City continues to address homelessness
SAN ANTONIO- We are learning just how large of a homeless population exists in San Antonio, more than 27,000 people were counted as experiencing homelessness last year.
"City and County leaders say when working to eliminate homlessness, one of the largest factors is mental health, we learned today it costs more than 80-million dollars a year to provide for the homeless population in Bexar county."
"When we say we are working to end homelessness what we are talking about is creating systems that ensure that we have the options they need and the services they need to get help,” said City of San Antonio Director of Human Services Melody Woosley.
Last December the city announced their plans to address homelessness through public safety and social services. The city and police department formed an impact team, offering services and help. From October of last year to this month they have contacted more than 1,300 people.
392 people refused services and 539 were referred to other agencies for help.
"If someone is breaking the law, and it’s a serious breach of the peace, then we will arrest them, if not we will tell them to move on, they will and the ones who want to take advantage of the services, we will provide them transportation along with their pets if they have any,” said San Antonio police Chief William McManus.
Another problem that can stem from homelessness, panhandling and trespassing.
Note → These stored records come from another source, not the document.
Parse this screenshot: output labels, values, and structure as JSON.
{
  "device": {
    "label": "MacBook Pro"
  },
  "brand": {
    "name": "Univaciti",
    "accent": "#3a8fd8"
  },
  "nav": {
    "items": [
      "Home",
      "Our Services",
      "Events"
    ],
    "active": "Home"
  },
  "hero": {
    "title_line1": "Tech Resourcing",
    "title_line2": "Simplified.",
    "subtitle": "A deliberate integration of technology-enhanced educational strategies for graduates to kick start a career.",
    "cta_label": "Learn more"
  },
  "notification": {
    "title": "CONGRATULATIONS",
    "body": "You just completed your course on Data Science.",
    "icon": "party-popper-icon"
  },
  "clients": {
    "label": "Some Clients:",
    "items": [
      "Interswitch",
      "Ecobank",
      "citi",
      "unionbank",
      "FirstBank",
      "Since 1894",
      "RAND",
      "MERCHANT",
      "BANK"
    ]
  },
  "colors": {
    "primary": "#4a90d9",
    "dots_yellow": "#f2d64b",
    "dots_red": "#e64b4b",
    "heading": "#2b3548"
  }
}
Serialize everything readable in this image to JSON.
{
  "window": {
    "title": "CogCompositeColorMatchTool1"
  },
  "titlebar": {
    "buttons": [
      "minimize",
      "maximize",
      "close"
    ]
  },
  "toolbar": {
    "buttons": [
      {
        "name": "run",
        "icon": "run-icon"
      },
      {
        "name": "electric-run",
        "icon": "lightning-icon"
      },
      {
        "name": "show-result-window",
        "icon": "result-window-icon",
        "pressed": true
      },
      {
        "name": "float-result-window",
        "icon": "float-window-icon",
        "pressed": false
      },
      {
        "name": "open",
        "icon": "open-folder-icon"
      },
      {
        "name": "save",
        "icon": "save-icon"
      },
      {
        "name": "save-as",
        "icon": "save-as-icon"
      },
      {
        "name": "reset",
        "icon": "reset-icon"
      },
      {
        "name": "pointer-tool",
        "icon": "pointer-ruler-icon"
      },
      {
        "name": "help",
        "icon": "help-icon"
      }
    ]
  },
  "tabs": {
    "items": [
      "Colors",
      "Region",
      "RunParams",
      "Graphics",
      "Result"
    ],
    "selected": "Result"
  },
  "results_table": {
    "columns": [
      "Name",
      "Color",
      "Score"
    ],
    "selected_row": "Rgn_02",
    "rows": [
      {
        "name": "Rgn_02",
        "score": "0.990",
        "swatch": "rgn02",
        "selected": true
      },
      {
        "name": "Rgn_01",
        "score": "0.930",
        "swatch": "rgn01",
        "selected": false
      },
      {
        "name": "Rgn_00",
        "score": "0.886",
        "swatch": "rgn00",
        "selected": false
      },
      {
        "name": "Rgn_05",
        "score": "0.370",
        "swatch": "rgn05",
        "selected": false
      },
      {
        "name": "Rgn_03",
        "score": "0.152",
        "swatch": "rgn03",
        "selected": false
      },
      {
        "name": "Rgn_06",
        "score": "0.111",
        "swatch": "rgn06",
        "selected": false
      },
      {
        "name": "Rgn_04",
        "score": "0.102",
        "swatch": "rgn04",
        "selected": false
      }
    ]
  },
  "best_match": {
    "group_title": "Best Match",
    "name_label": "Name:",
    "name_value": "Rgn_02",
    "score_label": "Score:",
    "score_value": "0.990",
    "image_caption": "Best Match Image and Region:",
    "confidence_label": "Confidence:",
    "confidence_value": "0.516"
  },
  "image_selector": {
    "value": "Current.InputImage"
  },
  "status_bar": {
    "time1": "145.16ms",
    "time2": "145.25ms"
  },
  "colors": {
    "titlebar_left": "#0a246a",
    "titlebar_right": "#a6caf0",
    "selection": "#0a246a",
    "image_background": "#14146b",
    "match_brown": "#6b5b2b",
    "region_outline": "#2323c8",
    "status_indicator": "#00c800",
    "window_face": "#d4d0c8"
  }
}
Chief McManus says they arrested more than 18-hundred people for trespassing last year and more than 2,000 for panhandling.
"We ask them to leave, they leave and they come back and this goes on and on and on,” said Chief McManus.
The city's human services department says they need to be able to provide more options for mental health.
"Individuals who have those issues really can't address more basic needs in their lives, whether its shelter or jobs or self-sufficiency until they first can address addiction or mental health issues,” said Woosley.
The county and city are now working together in submitting a proposal for grant funding that would give police more authority to detain and get treatment for severe addicts who are repeatedly arrested.